Schicksal



Frage: Wenn Gott von einer zukünftigen Tat eines Menschen Kenntnis hat, und diese auf der verwahrten Tafel des Schicksals aufgezeichnet ist, ist es möglich, ihr zu widerstehen? Antwort: Das Vorher-Wissen um eine Sache ist nicht die Ursache ihrer Verwirklichung; denn das wesenhafte Wissen Gottes umfaßt die Wirklichkeit der Dinge in gleicher Weise vor wie nach ihrem Dasein, verursacht aber nicht ihr Sein. Es ist eine Vollkommenheit Gottes. Was nach göttlicher Eingebung durch den Mund der Propheten vom Kommen des Verheißenen im Alten Testament verkündet wurde, war nicht die Ursache des Erscheinens Christi. Den Propheten wurden verborgene Geheimnisse der Zukunft offenbart, und so erhielten sie Kenntnis von kommenden Ereignissen, die sie verkündeten. Dieses Wissen und diese Prophezeiungen waren aber nicht die Ursache für das Eintreffen der Geschehnisse. Zum Beispiel weiß heute abend jedermann, daß nach sieben Stunden die Sonne aufgehen wird; dieses allgemeine Vorher-Wissen verursacht aber nicht den Aufgang und das Erscheinen der Sonne. Das göttliche Wissen im Bereiche der erschaffenen Welt bewirkt also nicht die Gestaltung der Dinge; es ist vielmehr geheiligt über Vergangenheit, Gegenwart und Zukunft. Es ist identisch mit der Wirklichkeit der Dinge, verursacht aber nicht ihr Geschehen. Ebenso wird die Niederschrift und die Erwähnung einer Sache in dem Buch nicht zur Ursache ihres Daseins. Die Propheten wußten durch die göttliche Eingebung, was geschehen wird. Zum Beispiel wußten sie durch die göttliche Erleuchtung, daß Christus zum Märtyrer würde, und verkündeten es. War nun ihr Wissen und ihre Kenntnis die Ursache für den Kreuzestod Christi? Nein, dieses Wissen ist eine Vollkommenheit der Propheten und verursachte nicht das Martyrium. Die Astronomen wissen durch mathematische Berechnungen, wann eine Mond- oder Sonnenfinsternis eintreten wird. Sicherlich ist diese Entdeckung nicht die Ursache für das Eintreffen der Finsternis. Dies ist natürlich nur ein Vergleich und kein genaues Bild.
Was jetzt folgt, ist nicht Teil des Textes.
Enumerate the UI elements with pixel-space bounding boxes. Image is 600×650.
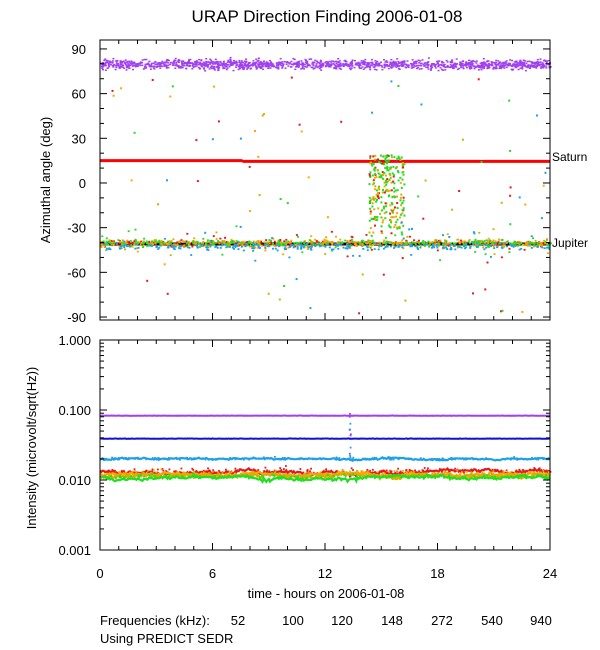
legend-272: 272 [431, 613, 453, 628]
legend-540: 540 [481, 613, 503, 628]
legend-120: 120 [331, 613, 353, 628]
legend-148: 148 [381, 613, 403, 628]
legend-940: 940 [530, 613, 552, 628]
series-940-points [100, 56, 552, 72]
azimuth-ytick-label: -90 [67, 310, 86, 325]
intensity-series-540 [100, 437, 551, 440]
event-points [368, 154, 406, 237]
intensity-series-940 [99, 414, 551, 417]
intensity-spike-points [348, 412, 352, 457]
frequencies-label: Frequencies (kHz): [100, 613, 210, 628]
intensity-ytick-label: 0.010 [58, 473, 91, 488]
jupiter-label: Jupiter [552, 236, 588, 250]
intensity-ytick-label: 0.001 [58, 543, 91, 558]
intensity-ytick-label: 0.100 [58, 403, 91, 418]
frequency-legend: Frequencies (kHz): 52 100 120 148 272 54… [100, 613, 552, 646]
intensity-plot-area [99, 412, 552, 485]
intensity-panel: 1.000 0.100 0.010 0.001 0 6 12 18 24 Intensity (… [24, 333, 557, 601]
azimuth-plot-area [100, 56, 552, 315]
time-xtick-label: 24 [543, 566, 557, 581]
legend-52: 52 [231, 613, 245, 628]
chart-title: URAP Direction Finding 2006-01-08 [192, 7, 463, 26]
azimuth-ticks: 90 60 30 0 -30 -60 -90 [67, 40, 551, 325]
intensity-axis-label: Intensity (microvolt/sqrt(Hz)) [24, 367, 39, 530]
intensity-ticks: 1.000 0.100 0.010 0.001 0 6 12 18 24 [58, 333, 557, 581]
time-xtick-label: 0 [96, 566, 103, 581]
azimuth-ytick-label: 60 [72, 87, 86, 102]
low-frequency-points [100, 225, 552, 262]
azimuth-ytick-label: -60 [67, 265, 86, 280]
azimuth-ytick-label: 30 [72, 131, 86, 146]
intensity-series-148 [100, 472, 551, 485]
intensity-frame [99, 339, 551, 551]
outlier-points [111, 76, 547, 315]
time-axis-label: time - hours on 2006-01-08 [248, 586, 405, 601]
azimuth-panel: 90 60 30 0 -30 -60 -90 Azimuthal angle (deg) S… [38, 39, 588, 325]
azimuth-ytick-label: -30 [67, 221, 86, 236]
intensity-series-272 [99, 455, 551, 463]
saturn-label: Saturn [552, 150, 587, 164]
source-note: Using PREDICT SEDR [100, 631, 233, 646]
azimuth-ytick-label: 90 [72, 42, 86, 57]
intensity-ytick-label: 1.000 [58, 333, 91, 348]
time-xtick-label: 18 [430, 566, 444, 581]
azimuth-ytick-label: 0 [79, 176, 86, 191]
legend-100: 100 [282, 613, 304, 628]
time-xtick-label: 12 [318, 566, 332, 581]
azimuth-axis-label: Azimuthal angle (deg) [38, 117, 53, 243]
time-xtick-label: 6 [209, 566, 216, 581]
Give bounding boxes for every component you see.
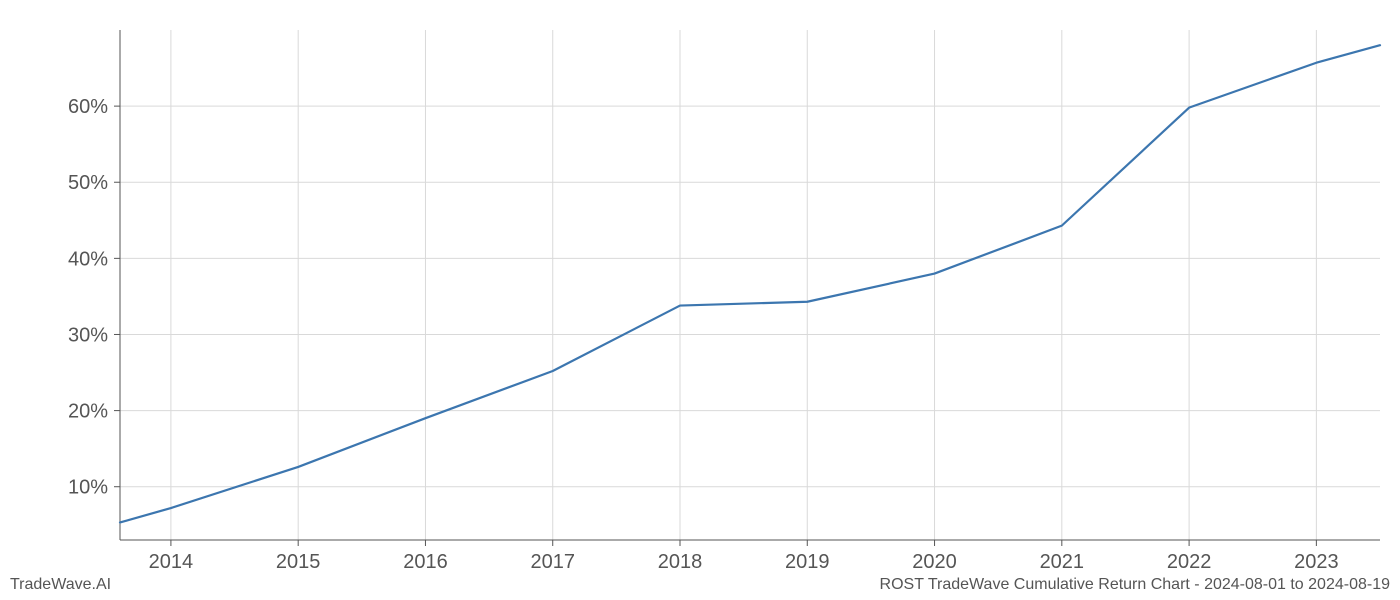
y-tick-label: 20% [68, 401, 108, 423]
x-tick-label: 2021 [1040, 551, 1085, 573]
x-tick-label: 2023 [1294, 551, 1339, 573]
y-tick-label: 50% [68, 172, 108, 194]
x-tick-label: 2019 [785, 551, 830, 573]
y-tick-label: 30% [68, 324, 108, 346]
chart-background [0, 0, 1400, 600]
y-tick-label: 40% [68, 248, 108, 270]
x-tick-label: 2015 [276, 551, 321, 573]
x-tick-label: 2020 [912, 551, 957, 573]
x-tick-label: 2014 [149, 551, 194, 573]
x-tick-label: 2016 [403, 551, 448, 573]
footer-left-brand: TradeWave.AI [10, 576, 111, 594]
x-tick-label: 2017 [530, 551, 575, 573]
y-tick-label: 60% [68, 96, 108, 118]
chart-container: 2014 2015 2016 2017 2018 2019 2020 2021 2022 2023… [0, 0, 1400, 600]
footer-right-caption: ROST TradeWave Cumulative Return Chart -… [880, 576, 1390, 594]
line-chart: 2014 2015 2016 2017 2018 2019 2020 2021 2022 2023… [0, 0, 1400, 600]
x-tick-label: 2018 [658, 551, 703, 573]
chart-footer: TradeWave.AI ROST TradeWave Cumulative R… [0, 576, 1400, 594]
y-tick-label: 10% [68, 477, 108, 499]
x-tick-label: 2022 [1167, 551, 1212, 573]
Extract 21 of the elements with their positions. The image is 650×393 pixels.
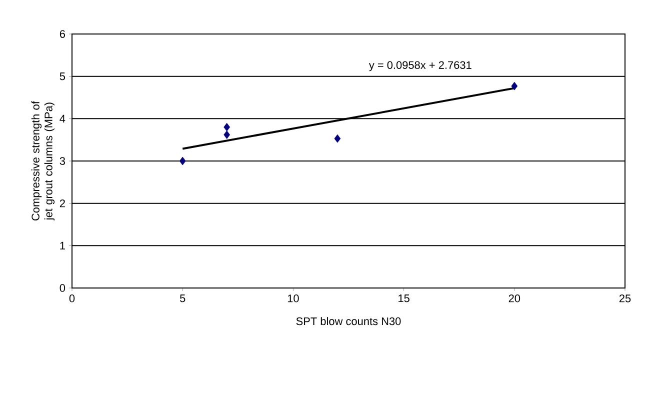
y-tick-label: 3 [60,157,66,165]
y-tick-label: 1 [60,242,65,250]
point [179,156,186,166]
x-tick-label: 15 [398,294,410,302]
annotation: y = 0.0958x + 2.7631 [368,61,472,72]
y-axis-title: Compressive strength of jet grout columns (MPa) [31,101,55,220]
point [224,130,230,139]
point [224,122,230,132]
x-tick-label: 25 [619,294,631,302]
y-tick-label: 2 [60,200,65,208]
point [334,134,341,143]
y-tick-label: 6 [60,30,66,38]
y-tick-label: 5 [60,72,66,80]
y-tick-label: 0 [60,284,66,292]
y-tick-label: 4 [60,114,66,122]
point [511,82,518,90]
x-tick-label: 20 [508,294,520,302]
x-tick-label: 10 [288,294,299,302]
x-axis-title: SPT blow counts N30 [296,317,401,326]
x-tick-label: 0 [69,294,75,302]
x-tick-label: 5 [180,294,186,302]
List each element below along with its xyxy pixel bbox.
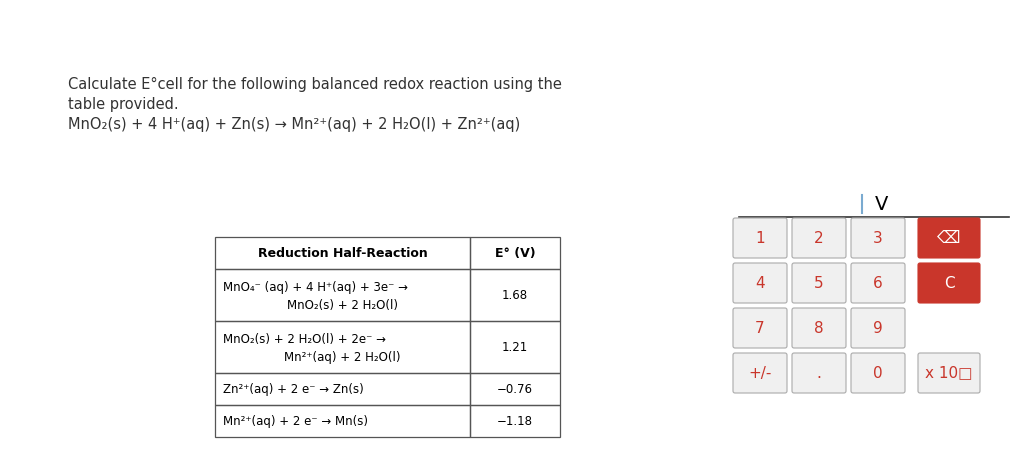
Bar	[215, 321, 470, 373]
Text: 9: 9	[873, 321, 883, 335]
Text: Mn²⁺(aq) + 2 e⁻ → Mn(s): Mn²⁺(aq) + 2 e⁻ → Mn(s)	[223, 414, 368, 428]
Text: Reduction Half-Reaction: Reduction Half-Reaction	[258, 246, 427, 260]
Text: −1.18: −1.18	[497, 414, 534, 428]
FancyBboxPatch shape	[733, 353, 787, 393]
Text: 8: 8	[814, 321, 824, 335]
Text: x 10□: x 10□	[926, 366, 973, 380]
Text: 1.68: 1.68	[502, 289, 528, 301]
FancyBboxPatch shape	[918, 218, 980, 258]
Text: Calculate E°cell for the following balanced redox reaction using the: Calculate E°cell for the following balan…	[68, 77, 562, 92]
Text: −0.76: −0.76	[497, 383, 534, 395]
Text: C: C	[944, 275, 954, 290]
Bar	[470, 405, 560, 437]
Text: Zn²⁺(aq) + 2 e⁻ → Zn(s): Zn²⁺(aq) + 2 e⁻ → Zn(s)	[223, 383, 364, 395]
Text: ⌫: ⌫	[937, 229, 961, 247]
Text: E° (V): E° (V)	[495, 246, 536, 260]
Bar	[470, 321, 560, 373]
FancyBboxPatch shape	[851, 218, 905, 258]
Text: MnO₄⁻ (aq) + 4 H⁺(aq) + 3e⁻ →: MnO₄⁻ (aq) + 4 H⁺(aq) + 3e⁻ →	[223, 280, 408, 294]
FancyBboxPatch shape	[851, 263, 905, 303]
Text: ‹: ‹	[20, 11, 28, 30]
FancyBboxPatch shape	[733, 218, 787, 258]
Text: Mn²⁺(aq) + 2 H₂O(l): Mn²⁺(aq) + 2 H₂O(l)	[285, 351, 400, 364]
FancyBboxPatch shape	[851, 308, 905, 348]
Text: 6: 6	[873, 275, 883, 290]
FancyBboxPatch shape	[792, 353, 846, 393]
Text: 4: 4	[755, 275, 765, 290]
FancyBboxPatch shape	[792, 308, 846, 348]
Bar	[215, 237, 470, 269]
Text: .: .	[816, 366, 821, 380]
FancyBboxPatch shape	[918, 353, 980, 393]
Bar	[215, 405, 470, 437]
Text: 2: 2	[814, 230, 824, 245]
Text: 3: 3	[873, 230, 883, 245]
Bar	[470, 269, 560, 321]
FancyBboxPatch shape	[733, 263, 787, 303]
Bar	[215, 373, 470, 405]
Text: 1.21: 1.21	[502, 341, 528, 353]
Text: 1: 1	[755, 230, 765, 245]
Text: MnO₂(s) + 4 H⁺(aq) + Zn(s) → Mn²⁺(aq) + 2 H₂O(l) + Zn²⁺(aq): MnO₂(s) + 4 H⁺(aq) + Zn(s) → Mn²⁺(aq) + …	[68, 117, 520, 132]
Text: V: V	[876, 194, 889, 213]
Text: 5: 5	[814, 275, 824, 290]
Bar	[470, 237, 560, 269]
FancyBboxPatch shape	[918, 263, 980, 303]
Text: table provided.: table provided.	[68, 97, 178, 112]
FancyBboxPatch shape	[792, 263, 846, 303]
FancyBboxPatch shape	[733, 308, 787, 348]
Bar	[470, 373, 560, 405]
Text: 0: 0	[873, 366, 883, 380]
Text: Submit: Submit	[951, 14, 1006, 28]
Bar	[215, 269, 470, 321]
Text: MnO₂(s) + 2 H₂O(l): MnO₂(s) + 2 H₂O(l)	[287, 299, 398, 312]
Text: 7: 7	[755, 321, 765, 335]
FancyBboxPatch shape	[792, 218, 846, 258]
Text: +/-: +/-	[749, 366, 772, 380]
Text: Question 14 of 20: Question 14 of 20	[443, 14, 581, 28]
FancyBboxPatch shape	[851, 353, 905, 393]
Text: MnO₂(s) + 2 H₂O(l) + 2e⁻ →: MnO₂(s) + 2 H₂O(l) + 2e⁻ →	[223, 333, 386, 346]
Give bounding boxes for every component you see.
Abdu'l-Bahá, Beantwortete Fragen 35

Du fragst nach Schicksal, Vorherbestimmung und Willen. Schicksal und Vorherbestimmung bestehen aus den zwangsläufigen, unumgänglichen Beziehungen in den Wirklichkeiten der Dinge. Diese Beziehungen sind durch die Schöpferkraft in die Wirklichkeiten der bestehenden Wesen hineingelegt, und jedes Geschehnis ist eine Folge der zwangsläufigen Beziehung. Zum Beispiel hat Gott eine Beziehung zwischen der Sonne und der Erdkugel geschaffen, nach der die Sonnenstrahlen scheinen und der Erdboden Frucht tragen soll. Diese Beziehungen bedeuten Vorherbestimmung; ihre Offenbarung auf der Ebene des Daseins ist Schicksal. Der Wille ist die Wirkkraft, die diese Beziehungen und diese Geschehnisse überwacht. Das ist die kurze Erklärung des Schicksals und der Vorherbestimmung. Ich habe keine Zeit für eine ausführliche Erklärung. Denke darüber nach; der Zusammenhang von Schicksal, Vorherbestimmung und Willen wird dann offenbar werden.